Azevedo se junto a essa turba barulhenta que nega os feitos de 1969. A Guerra Fria é quase sempre citada entre os conspiradores como grande motivo para a farsa. “O gasto bélico era imenso, a União Soviética até tentou mas a missão não foi bem-sucedida, não passou da atmosfera terrestre. O alcance e conquista da lua, demonstraria o quão preparados os Estados Unidos estavam naquela época”, continua a estudante.
Sobre o uso da tecnologia atual, a jovem não economiza suas críticas.
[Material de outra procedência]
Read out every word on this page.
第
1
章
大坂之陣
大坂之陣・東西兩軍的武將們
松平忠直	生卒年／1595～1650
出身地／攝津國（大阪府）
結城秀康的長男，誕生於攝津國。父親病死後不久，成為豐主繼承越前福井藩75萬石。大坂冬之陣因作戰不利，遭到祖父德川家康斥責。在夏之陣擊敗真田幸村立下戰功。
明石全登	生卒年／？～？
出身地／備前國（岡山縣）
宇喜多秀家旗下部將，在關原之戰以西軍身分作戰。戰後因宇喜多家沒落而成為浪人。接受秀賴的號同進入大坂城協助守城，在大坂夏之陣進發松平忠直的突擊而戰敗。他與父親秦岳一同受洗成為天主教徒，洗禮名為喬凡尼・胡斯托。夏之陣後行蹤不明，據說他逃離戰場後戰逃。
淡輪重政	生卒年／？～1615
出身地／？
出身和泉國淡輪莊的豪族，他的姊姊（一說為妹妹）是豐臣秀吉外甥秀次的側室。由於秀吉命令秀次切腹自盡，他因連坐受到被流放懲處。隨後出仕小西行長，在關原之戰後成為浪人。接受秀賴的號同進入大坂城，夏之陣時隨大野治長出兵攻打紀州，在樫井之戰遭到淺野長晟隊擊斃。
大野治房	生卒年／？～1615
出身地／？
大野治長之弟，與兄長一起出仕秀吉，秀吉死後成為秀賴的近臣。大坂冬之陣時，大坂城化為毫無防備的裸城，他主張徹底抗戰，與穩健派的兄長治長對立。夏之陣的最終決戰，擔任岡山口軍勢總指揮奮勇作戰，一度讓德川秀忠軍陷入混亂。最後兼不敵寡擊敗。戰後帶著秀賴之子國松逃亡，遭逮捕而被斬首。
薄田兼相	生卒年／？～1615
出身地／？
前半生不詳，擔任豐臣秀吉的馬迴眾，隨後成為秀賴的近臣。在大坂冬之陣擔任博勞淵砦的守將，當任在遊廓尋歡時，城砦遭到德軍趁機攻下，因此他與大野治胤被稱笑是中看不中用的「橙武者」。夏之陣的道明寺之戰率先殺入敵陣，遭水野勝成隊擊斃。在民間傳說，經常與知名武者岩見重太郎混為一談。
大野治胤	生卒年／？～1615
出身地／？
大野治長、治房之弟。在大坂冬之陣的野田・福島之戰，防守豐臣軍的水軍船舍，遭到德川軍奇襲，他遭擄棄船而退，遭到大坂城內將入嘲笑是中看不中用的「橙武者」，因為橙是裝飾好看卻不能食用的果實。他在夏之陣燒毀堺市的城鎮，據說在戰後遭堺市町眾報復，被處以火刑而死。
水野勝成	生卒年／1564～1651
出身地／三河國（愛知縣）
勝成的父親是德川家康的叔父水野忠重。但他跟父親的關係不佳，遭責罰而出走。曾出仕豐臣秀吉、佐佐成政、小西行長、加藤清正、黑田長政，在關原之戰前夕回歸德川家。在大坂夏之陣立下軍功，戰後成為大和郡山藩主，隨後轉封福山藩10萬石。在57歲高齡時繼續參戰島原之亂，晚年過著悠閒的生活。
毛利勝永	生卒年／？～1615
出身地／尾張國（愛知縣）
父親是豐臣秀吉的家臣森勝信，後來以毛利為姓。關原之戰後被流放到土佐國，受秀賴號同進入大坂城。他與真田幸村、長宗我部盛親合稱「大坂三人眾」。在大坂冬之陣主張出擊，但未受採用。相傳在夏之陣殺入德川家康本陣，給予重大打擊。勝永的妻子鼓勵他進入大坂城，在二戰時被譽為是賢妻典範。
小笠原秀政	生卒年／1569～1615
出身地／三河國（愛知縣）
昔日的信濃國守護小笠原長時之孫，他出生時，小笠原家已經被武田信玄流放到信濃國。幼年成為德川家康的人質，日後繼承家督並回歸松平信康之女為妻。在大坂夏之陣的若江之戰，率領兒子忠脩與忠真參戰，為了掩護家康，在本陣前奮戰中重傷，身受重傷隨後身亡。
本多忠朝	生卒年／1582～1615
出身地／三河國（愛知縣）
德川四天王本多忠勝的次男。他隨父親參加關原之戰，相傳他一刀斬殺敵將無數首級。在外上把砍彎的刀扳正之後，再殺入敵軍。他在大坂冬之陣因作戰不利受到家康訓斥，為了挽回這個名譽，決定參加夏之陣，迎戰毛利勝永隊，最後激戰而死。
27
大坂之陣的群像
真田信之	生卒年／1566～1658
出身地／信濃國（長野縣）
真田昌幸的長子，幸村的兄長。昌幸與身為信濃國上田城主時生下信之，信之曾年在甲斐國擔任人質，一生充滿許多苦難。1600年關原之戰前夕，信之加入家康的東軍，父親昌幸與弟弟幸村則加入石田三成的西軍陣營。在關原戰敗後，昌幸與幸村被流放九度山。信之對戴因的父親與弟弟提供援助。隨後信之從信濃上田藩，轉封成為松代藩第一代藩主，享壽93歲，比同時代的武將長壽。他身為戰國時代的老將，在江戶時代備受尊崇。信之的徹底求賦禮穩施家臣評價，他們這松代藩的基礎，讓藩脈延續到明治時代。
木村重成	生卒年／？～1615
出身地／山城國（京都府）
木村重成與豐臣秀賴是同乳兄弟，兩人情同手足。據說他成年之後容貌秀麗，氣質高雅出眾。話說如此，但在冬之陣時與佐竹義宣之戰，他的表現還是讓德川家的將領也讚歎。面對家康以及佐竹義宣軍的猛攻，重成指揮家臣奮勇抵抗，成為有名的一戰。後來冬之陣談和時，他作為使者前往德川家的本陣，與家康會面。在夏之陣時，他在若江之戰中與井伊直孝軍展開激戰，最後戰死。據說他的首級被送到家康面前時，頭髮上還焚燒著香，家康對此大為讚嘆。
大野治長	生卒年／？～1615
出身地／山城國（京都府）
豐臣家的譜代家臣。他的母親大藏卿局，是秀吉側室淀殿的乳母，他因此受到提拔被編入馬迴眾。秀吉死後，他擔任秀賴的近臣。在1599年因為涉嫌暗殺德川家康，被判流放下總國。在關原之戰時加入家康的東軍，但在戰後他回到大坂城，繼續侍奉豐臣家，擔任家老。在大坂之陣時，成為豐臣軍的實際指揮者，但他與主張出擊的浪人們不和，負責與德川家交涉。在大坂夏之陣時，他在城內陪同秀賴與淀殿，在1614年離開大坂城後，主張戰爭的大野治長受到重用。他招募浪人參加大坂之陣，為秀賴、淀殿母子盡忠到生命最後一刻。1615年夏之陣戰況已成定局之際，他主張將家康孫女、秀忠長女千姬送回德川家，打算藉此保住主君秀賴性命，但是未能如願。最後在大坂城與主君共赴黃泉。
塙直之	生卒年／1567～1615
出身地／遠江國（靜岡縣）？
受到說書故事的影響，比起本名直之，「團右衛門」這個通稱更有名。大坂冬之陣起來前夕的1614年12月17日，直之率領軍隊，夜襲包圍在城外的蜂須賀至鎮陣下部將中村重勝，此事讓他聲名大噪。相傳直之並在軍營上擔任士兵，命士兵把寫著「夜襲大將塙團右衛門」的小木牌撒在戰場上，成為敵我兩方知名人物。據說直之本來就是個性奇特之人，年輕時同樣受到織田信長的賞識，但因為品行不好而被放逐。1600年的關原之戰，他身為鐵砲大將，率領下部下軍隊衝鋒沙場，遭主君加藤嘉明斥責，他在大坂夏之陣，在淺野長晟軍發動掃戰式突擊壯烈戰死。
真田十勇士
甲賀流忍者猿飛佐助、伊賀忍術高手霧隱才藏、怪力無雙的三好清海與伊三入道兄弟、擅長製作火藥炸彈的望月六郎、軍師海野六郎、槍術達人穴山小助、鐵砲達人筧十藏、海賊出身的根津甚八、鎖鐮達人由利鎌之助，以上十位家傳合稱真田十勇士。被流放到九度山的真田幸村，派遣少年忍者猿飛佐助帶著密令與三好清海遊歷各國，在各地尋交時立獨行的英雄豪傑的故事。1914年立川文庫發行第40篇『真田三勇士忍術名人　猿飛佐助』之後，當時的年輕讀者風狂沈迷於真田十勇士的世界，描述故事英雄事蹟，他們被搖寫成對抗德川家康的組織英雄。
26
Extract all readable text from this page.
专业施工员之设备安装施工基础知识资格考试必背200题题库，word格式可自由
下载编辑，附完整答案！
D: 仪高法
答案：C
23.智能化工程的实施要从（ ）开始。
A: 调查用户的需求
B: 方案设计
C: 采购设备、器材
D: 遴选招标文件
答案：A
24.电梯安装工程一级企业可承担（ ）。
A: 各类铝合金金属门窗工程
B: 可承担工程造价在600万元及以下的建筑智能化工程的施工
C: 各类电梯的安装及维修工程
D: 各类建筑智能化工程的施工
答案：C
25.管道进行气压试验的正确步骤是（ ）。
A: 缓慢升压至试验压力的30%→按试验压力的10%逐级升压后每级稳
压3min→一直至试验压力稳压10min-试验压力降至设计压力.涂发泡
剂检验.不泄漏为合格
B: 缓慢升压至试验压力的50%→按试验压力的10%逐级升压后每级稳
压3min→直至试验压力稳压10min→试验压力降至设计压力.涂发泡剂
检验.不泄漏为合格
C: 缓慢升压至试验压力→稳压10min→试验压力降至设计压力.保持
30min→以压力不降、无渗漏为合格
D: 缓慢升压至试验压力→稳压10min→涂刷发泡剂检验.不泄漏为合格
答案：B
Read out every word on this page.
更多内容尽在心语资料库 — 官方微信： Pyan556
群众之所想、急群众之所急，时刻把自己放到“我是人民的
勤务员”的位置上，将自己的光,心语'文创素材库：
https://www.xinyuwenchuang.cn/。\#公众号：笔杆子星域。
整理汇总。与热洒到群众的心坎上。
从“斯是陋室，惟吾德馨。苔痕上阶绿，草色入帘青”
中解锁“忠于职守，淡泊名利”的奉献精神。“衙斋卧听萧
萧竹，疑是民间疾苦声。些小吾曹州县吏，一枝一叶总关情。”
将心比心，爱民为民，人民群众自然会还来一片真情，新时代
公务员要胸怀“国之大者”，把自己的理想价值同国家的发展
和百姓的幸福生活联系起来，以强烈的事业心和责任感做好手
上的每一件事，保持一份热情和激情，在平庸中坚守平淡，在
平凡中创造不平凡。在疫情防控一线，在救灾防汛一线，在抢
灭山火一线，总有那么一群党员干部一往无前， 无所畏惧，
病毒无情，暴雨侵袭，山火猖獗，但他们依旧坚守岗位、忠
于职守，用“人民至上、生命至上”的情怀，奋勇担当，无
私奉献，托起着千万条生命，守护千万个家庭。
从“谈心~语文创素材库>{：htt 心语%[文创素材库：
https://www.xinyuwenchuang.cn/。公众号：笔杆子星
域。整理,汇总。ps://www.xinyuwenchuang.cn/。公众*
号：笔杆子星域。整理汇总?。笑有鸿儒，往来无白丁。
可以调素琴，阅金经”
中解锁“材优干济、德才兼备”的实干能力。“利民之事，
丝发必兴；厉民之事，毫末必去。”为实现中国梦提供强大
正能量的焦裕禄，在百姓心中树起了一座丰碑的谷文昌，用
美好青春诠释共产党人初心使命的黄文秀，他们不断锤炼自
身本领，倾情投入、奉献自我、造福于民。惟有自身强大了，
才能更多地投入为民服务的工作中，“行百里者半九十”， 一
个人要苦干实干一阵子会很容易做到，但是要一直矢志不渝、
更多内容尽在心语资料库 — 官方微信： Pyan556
Acredita que o orçamento exorbitante ou o “não tem nada de novo lá” não são justificativa para outras missões. “Recentemente, com essa nova proposta de colonização de Marte com a ajuda do empresário Elon Musk, a pauta de uma nova expedição foi reaberta”. Para Azevedo, a ideia de Trump incentivar as operações espaciais da Nasa mostra-se como uma irônica coincidência. “A China e a Rússia divulgaram informações sobre um projeto que também envolvem naves na lua novamente”.
Entre hipóteses e embasamentos científicos, verossímil ou não, os 50 anos da Apollo 11 ainda se destacam pelo caráter controverso e político. As teorias da conspiração, comumente vistas como uma bobagem sem freio, servem de combustível para manter o legado espacial vivo, independente de como isso será feito. Resta saber se daqui 50 anos o que será contestado serão viagens a outros sistemas planetários ou ainda o pouso sonhador na Lua de 1969.